Hyperliquid Seen as Strongest Perp DEX Despite Market Share Decline, Analyst Says
Competition in decentralized perpetuals trading is heating up, but DeFi analyst Patrick Scott argues that Hyperliquid’s fundamentals give it long-term staying power.
Perp DEX Market in Transition
Perpetual futures — or “perps” — are crypto derivatives that allow traders to speculate on asset prices without expiry. Decentralized venues for these products, known as perp DEXes, have gained significant traction as traders increasingly migrate away from centralized exchanges (CEXes) like Binance.
According to Scott, perp DEXes have grown from under 2% of centralized perpetual trading activity in 2022 to more than 20% of the market last month. Hyperliquid, which issues the HYPE token, has been one of the main drivers of this growth.
Still, the competitive landscape has shifted dramatically. Hyperliquid’s market share of perp DEX trading volume has tumbled from 45% to just 8% in recent weeks, while Binance-affiliated rival Aster surged past $270 billion in weekly trades. Other new entrants, including Lighter and edgeX, also recorded triple-digit growth in volumes.

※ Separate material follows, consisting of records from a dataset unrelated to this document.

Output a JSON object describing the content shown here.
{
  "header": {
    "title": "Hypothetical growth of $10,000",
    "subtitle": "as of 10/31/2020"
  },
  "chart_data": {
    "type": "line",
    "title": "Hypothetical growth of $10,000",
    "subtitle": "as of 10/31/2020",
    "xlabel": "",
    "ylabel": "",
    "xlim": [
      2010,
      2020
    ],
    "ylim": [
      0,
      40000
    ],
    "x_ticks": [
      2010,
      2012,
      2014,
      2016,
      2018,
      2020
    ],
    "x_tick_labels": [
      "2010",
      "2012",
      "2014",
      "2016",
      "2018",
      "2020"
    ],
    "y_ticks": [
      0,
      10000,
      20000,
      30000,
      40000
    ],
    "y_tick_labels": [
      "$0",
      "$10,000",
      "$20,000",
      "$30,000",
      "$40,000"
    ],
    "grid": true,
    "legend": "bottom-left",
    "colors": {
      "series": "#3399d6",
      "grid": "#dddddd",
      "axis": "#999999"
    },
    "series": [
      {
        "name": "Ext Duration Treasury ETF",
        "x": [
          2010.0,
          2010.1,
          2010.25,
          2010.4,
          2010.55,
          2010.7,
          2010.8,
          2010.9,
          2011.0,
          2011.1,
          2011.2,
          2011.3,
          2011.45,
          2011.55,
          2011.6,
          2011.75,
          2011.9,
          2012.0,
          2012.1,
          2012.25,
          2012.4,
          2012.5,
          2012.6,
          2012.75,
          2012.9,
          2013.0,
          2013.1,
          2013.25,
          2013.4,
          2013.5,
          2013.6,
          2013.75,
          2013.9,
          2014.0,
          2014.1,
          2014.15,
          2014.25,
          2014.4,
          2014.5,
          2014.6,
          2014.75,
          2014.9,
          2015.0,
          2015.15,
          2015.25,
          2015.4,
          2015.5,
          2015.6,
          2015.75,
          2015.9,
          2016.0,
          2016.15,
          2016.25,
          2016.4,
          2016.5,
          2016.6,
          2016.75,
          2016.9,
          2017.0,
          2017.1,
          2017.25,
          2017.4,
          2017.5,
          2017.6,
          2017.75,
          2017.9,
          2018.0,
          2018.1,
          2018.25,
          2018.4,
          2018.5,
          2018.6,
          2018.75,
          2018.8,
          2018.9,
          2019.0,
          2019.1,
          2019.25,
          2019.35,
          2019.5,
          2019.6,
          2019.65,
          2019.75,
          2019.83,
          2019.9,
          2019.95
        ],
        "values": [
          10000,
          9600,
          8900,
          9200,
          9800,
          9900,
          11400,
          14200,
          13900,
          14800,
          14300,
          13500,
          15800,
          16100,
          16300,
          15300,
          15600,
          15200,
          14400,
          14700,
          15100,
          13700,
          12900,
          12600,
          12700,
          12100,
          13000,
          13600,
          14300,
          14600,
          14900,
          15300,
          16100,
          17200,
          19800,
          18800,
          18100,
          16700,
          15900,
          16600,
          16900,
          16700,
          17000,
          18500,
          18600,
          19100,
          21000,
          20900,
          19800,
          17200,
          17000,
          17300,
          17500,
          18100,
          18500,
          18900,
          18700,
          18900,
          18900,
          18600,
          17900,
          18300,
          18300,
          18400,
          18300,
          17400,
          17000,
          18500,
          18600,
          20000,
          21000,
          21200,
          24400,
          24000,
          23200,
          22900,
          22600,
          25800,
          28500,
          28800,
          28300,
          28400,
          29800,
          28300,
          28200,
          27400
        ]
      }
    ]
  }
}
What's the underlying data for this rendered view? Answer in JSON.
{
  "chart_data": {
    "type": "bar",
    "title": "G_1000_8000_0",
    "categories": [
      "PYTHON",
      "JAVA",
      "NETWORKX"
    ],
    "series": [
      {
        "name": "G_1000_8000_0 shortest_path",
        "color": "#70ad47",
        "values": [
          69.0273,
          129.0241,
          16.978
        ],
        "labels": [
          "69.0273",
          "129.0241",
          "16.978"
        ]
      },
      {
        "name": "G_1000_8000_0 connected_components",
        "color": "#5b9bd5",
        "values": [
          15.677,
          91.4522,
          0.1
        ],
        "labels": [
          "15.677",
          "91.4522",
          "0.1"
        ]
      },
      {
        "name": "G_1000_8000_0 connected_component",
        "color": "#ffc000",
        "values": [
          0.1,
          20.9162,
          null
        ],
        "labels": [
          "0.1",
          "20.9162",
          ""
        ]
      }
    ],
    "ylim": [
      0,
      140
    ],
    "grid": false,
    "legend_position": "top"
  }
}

Why Hyperliquid Still Leads
Despite the sharp decline in share, Scott contends Hyperliquid remains the most “investable” perp DEX. He points to strong revenue, what he considers a fair valuation relative to peers, and deep user engagement reflected in open interest.

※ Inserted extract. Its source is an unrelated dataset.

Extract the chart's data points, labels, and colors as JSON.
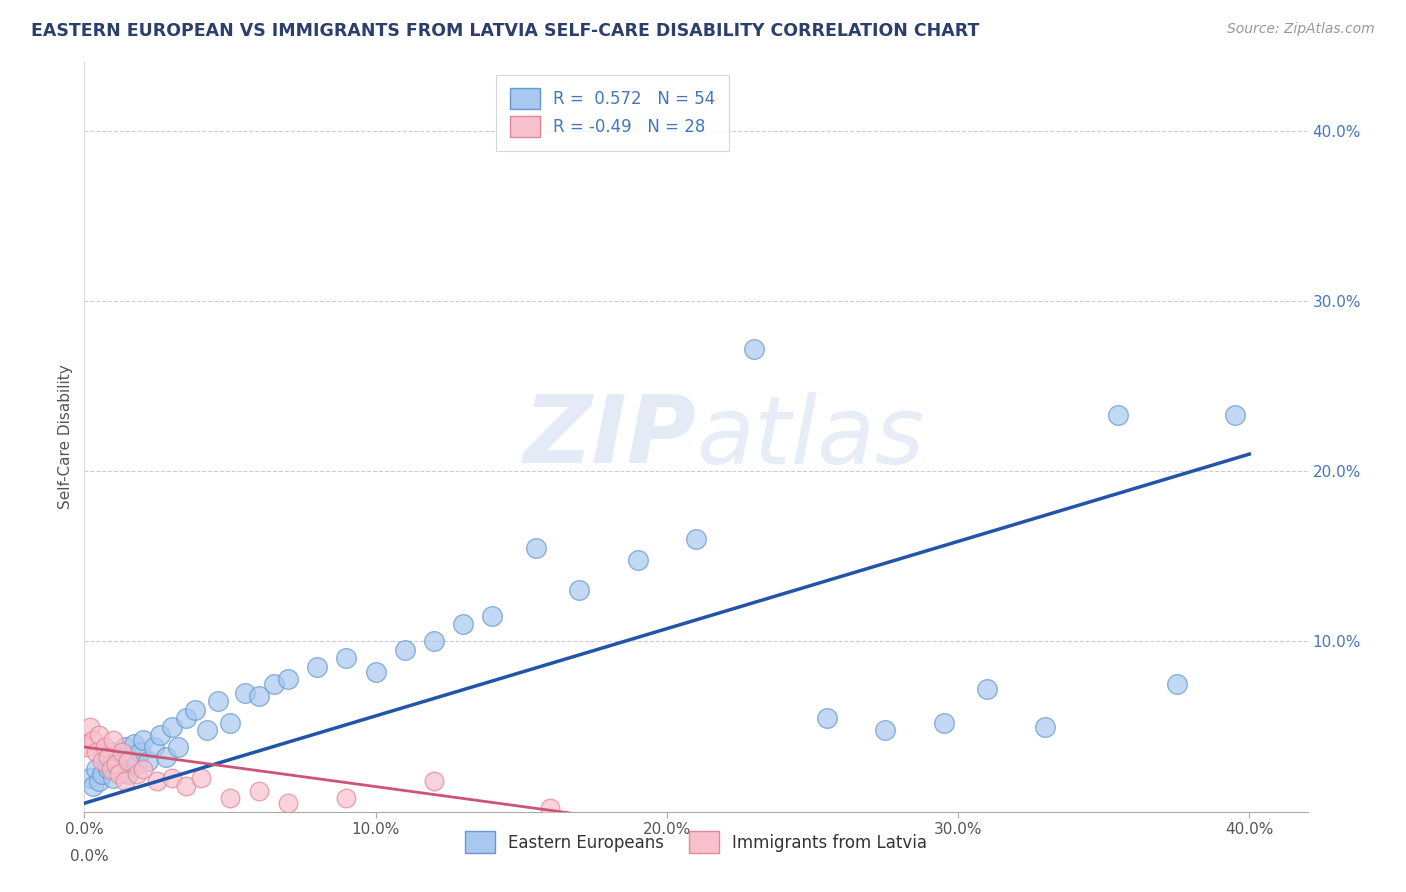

“Unlike volume or revenue, which capture short-term trading activity, open interest represents liquidity — and it’s far stickier,” Scott wrote, noting that Hyperliquid still commands around 62% of perp DEX open interest globally.
Beyond trading metrics, Scott highlighted Hyperliquid’s broader ecosystem expansion. The project’s HyperEVM network already hosts more than 100 protocols with $2 billion in total value locked. Its stablecoin, USDH, is backed by reserves managed by BlackRock and Superstate, providing institutional-grade credibility.

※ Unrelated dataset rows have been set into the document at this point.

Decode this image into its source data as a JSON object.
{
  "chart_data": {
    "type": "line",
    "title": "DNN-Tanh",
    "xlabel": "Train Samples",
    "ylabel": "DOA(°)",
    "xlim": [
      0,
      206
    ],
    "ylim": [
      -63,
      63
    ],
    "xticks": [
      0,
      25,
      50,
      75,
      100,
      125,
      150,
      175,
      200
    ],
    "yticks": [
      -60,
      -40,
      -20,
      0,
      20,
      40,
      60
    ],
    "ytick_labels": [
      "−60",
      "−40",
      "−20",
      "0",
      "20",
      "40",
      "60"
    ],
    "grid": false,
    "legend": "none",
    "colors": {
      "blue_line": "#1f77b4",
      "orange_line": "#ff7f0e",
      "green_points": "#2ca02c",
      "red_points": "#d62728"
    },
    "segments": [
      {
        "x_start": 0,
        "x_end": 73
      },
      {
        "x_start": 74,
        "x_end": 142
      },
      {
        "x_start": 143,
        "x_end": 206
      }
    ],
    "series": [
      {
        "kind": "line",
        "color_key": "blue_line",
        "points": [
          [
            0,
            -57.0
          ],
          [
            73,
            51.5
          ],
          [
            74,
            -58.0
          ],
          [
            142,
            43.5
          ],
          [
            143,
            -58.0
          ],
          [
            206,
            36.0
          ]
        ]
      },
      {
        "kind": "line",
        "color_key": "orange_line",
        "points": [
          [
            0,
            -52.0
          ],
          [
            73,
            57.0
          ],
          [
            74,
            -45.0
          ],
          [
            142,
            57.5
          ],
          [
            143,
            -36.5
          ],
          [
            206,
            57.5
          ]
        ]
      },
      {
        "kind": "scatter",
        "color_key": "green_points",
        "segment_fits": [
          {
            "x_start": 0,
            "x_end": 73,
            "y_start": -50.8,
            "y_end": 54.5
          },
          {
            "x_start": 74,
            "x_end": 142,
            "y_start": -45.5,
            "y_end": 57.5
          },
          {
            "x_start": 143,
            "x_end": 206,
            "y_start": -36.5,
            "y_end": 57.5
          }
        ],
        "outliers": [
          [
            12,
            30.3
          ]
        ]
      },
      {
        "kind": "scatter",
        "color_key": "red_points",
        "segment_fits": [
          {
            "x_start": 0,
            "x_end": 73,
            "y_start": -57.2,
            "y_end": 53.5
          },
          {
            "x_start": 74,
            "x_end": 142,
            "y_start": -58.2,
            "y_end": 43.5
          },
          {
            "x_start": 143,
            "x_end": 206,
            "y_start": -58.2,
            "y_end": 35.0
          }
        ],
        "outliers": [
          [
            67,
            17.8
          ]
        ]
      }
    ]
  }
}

Another development, HIP-3, would allow builders to introduce new perp markets by staking substantial amounts of HYPE, creating what Scott describes as a “supply sink” for the token.
Key Risks
Scott acknowledged risks to his thesis. A sharp decline in Hyperliquid’s open interest or revenue, or a failure by USDH to attract meaningful liquidity in the next year, could undermine the bullish case. For now, however, he believes Hyperliquid is better positioned than competitors relying heavily on incentive-driven growth.